Best Time of Year for Motorcycle Touring in Vietnam
Weather should be a fundamental consideration when planning a trip motorcycle touring in Vietnam. The idyllic images of endless, verdant rice paddies and palm-fringes beaches basking under a tropical sun are spot on, for certain of the country’s 63 provinces! Vietnam is a long, narrow country with a backbone of rugged mountains along its western flank, flat river deltas and a coastline that faces the Gulf of Tonkin, the Pacific and the Gulf of Thailand: it’s climate is as varied as its geography, so be prepared.
January – March
Summer in the south with clear skies, bright sunshine and low humidity. Ideal weather for Ho Chi Minh, the southern beaches and islands and even he Central Highlands.
April – June
The heat and humidity in the south become unbearable but it’s the perfect time to explore the mountains and valleys of the north and northeast.
July – September
A tricky period with feverish heat in the north and wild rains in the south. If this is your only window, stick to the central coastline, central HCM Road and central highlands. Still, expect a lashing of heat and rain the further north or south you venture.
October – December
Northern Vietnam in October is temperate and bright after the intense summer, a good time to visit Hanoi and rural pockets of the north east.
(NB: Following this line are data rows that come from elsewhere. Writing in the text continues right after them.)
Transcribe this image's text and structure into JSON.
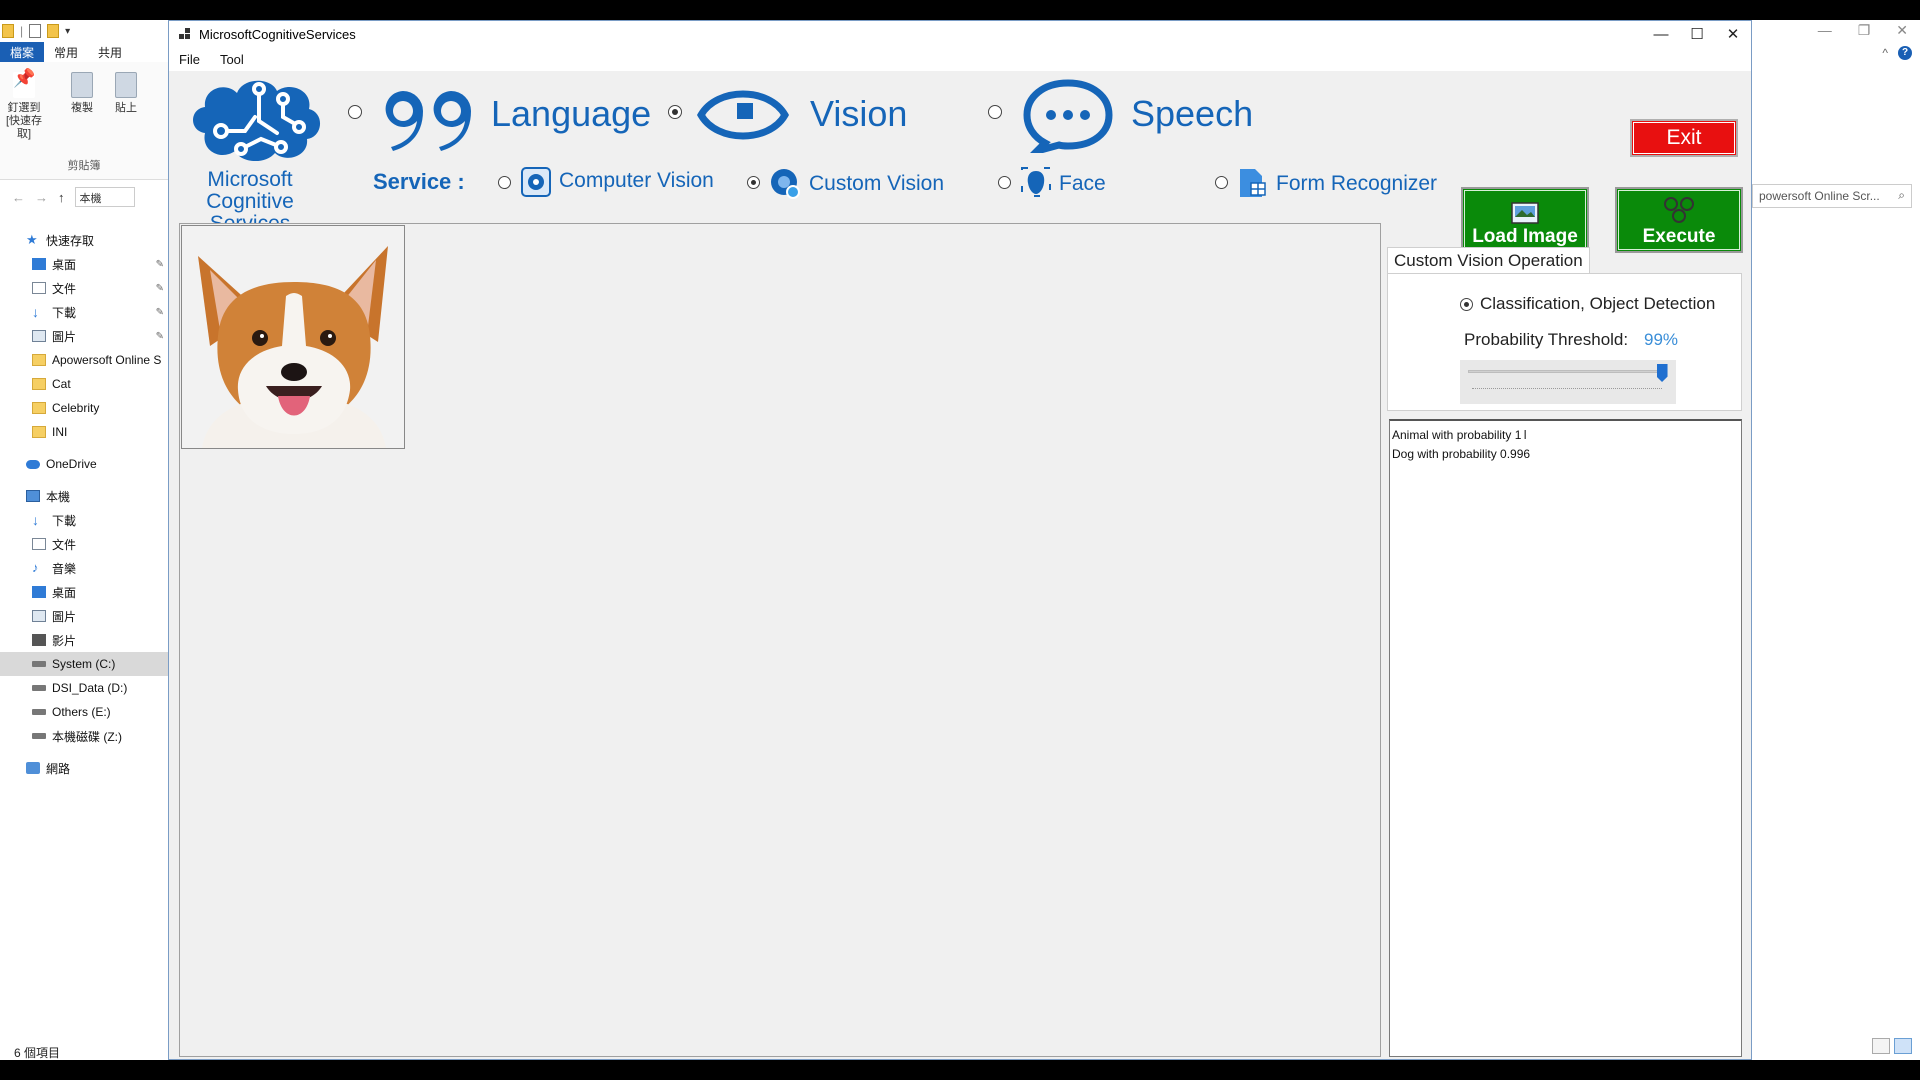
{
  "explorer": {
    "ribbon_tabs": [
      "檔案",
      "常用",
      "共用"
    ],
    "ribbon_buttons": [
      "釘選到[快速存取]",
      "複製",
      "貼上"
    ],
    "ribbon_group": "剪貼簿",
    "address_crumb": "本機",
    "search_placeholder": "powersoft Online Scr...",
    "nav": {
      "quick_access": "快速存取",
      "quick_items": [
        "桌面",
        "文件",
        "下載",
        "圖片"
      ],
      "folders": [
        "Apowersoft Online S",
        "Cat",
        "Celebrity",
        "INI"
      ],
      "onedrive": "OneDrive",
      "this_pc": "本機",
      "pc_items": [
        "下載",
        "文件",
        "音樂",
        "桌面",
        "圖片",
        "影片"
      ],
      "drives": [
        "System (C:)",
        "DSI_Data (D:)",
        "Others (E:)",
        "本機磁碟 (Z:)"
      ],
      "network": "網路"
    },
    "status": "6 個項目"
  },
  "app": {
    "title": "MicrosoftCognitiveServices",
    "menu": [
      "File",
      "Tool"
    ],
    "logo_line1": "Microsoft",
    "logo_line2": "Cognitive Services",
    "categories": [
      {
        "label": "Language",
        "selected": false
      },
      {
        "label": "Vision",
        "selected": true
      },
      {
        "label": "Speech",
        "selected": false
      }
    ],
    "service_label": "Service :",
    "services": [
      {
        "label": "Computer Vision",
        "selected": false
      },
      {
        "label": "Custom Vision",
        "selected": true
      },
      {
        "label": "Face",
        "selected": false
      },
      {
        "label": "Form Recognizer",
        "selected": false
      }
    ],
    "exit_label": "Exit",
    "load_image_label": "Load Image",
    "execute_label": "Execute",
    "operation_tab": "Custom Vision Operation",
    "operation_option": "Classification, Object Detection",
    "threshold_label": "Probability Threshold:",
    "threshold_value": "99%",
    "threshold_fraction": 0.99,
    "results": [
      "Animal with probability 1",
      "Dog with probability 0.996"
    ]
  },
  "colors": {
    "brand_blue": "#1565b8",
    "exit_red": "#e81010",
    "action_green": "#0a8a0a",
    "threshold_blue": "#3a8ed8"
  }
}
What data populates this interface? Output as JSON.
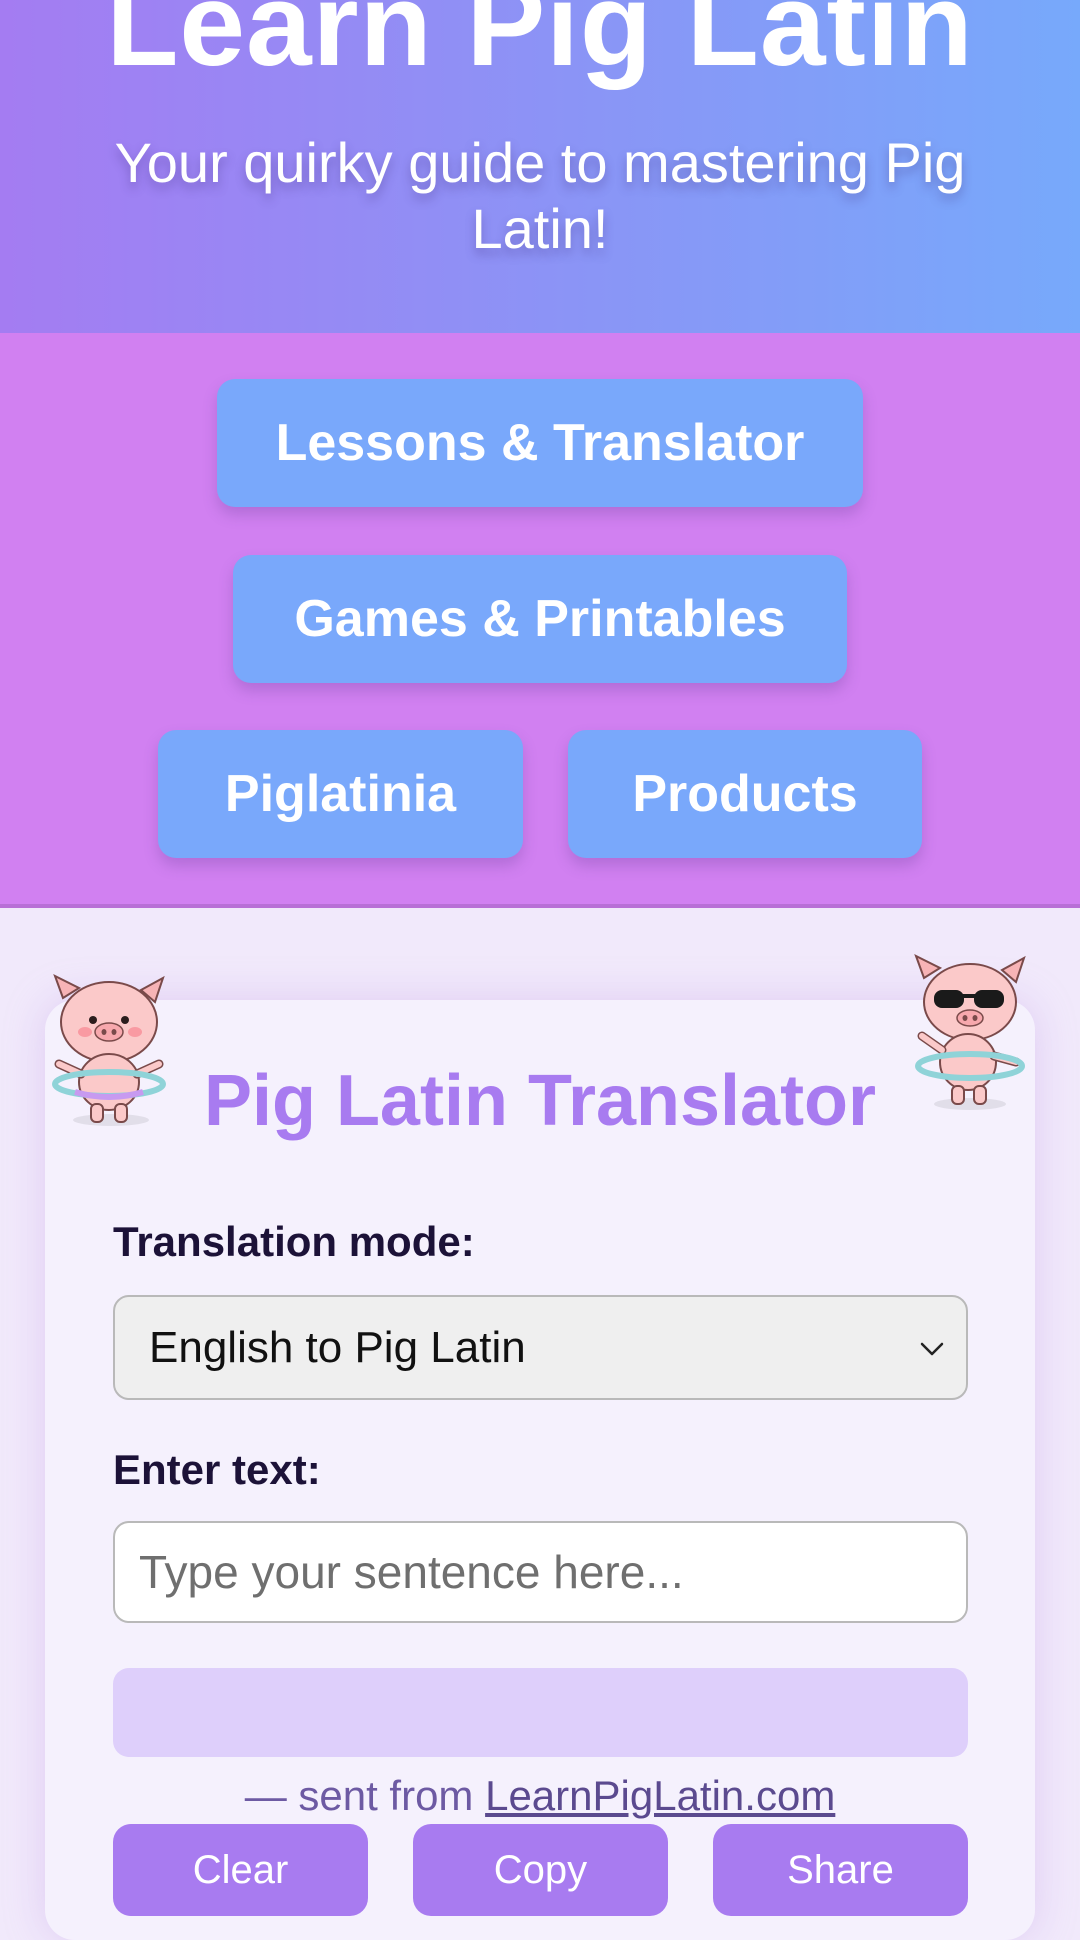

November to December in the south is fertile after the heavy rains, a good time to explore the Mekong Delta.
Other Tips for Motorcycle Touring in Vietnam
- Unlock your smartphone before leaving home and get a local SIM card. Install Google Maps or any other good GPS apps but always have a good old fashioned road map and compass too.
- The words “nha nghi” mean guesthouse. These are usually more personal and homely than hostels and far more affordable than hotels.
- Pick up a heavy duty chain and padlock from a hardware store and lock up your bike, even in busy towns and cities.
- Bungee Cords. Most bikes will come with a crude but functional rear rack to which you can strap your rucksack, tent, fuel cans, fishing rods, ukulele, etc!
- Waterproofs. Cheap plastic ponchos are available from most convenience shops but they’re usually poor quality. Find a tarp from a hardware store to swaddle your gear and protect it from the elements. As for yourself, if you’re likely to encounter rain I recommend a solid lightweight waterproof and a poncho over the top for extra protection. A pair of sturdy waxed denim work overalls/dungarees are really good for riding in too and you won’t stand out like a neon dollar sign.
- Helmets are mandatory.
- Do Not Ride In Sandals: there are some local customs that you shouldn’t adopt!
- Signs that read “Xe May” are mechanics. Change your oil every 1,000 kilometers or so. It’ll just take five minutes and cost about 100,000 Dong (USD$5). Oil the chain every 300 kilometers or so, usually a free service.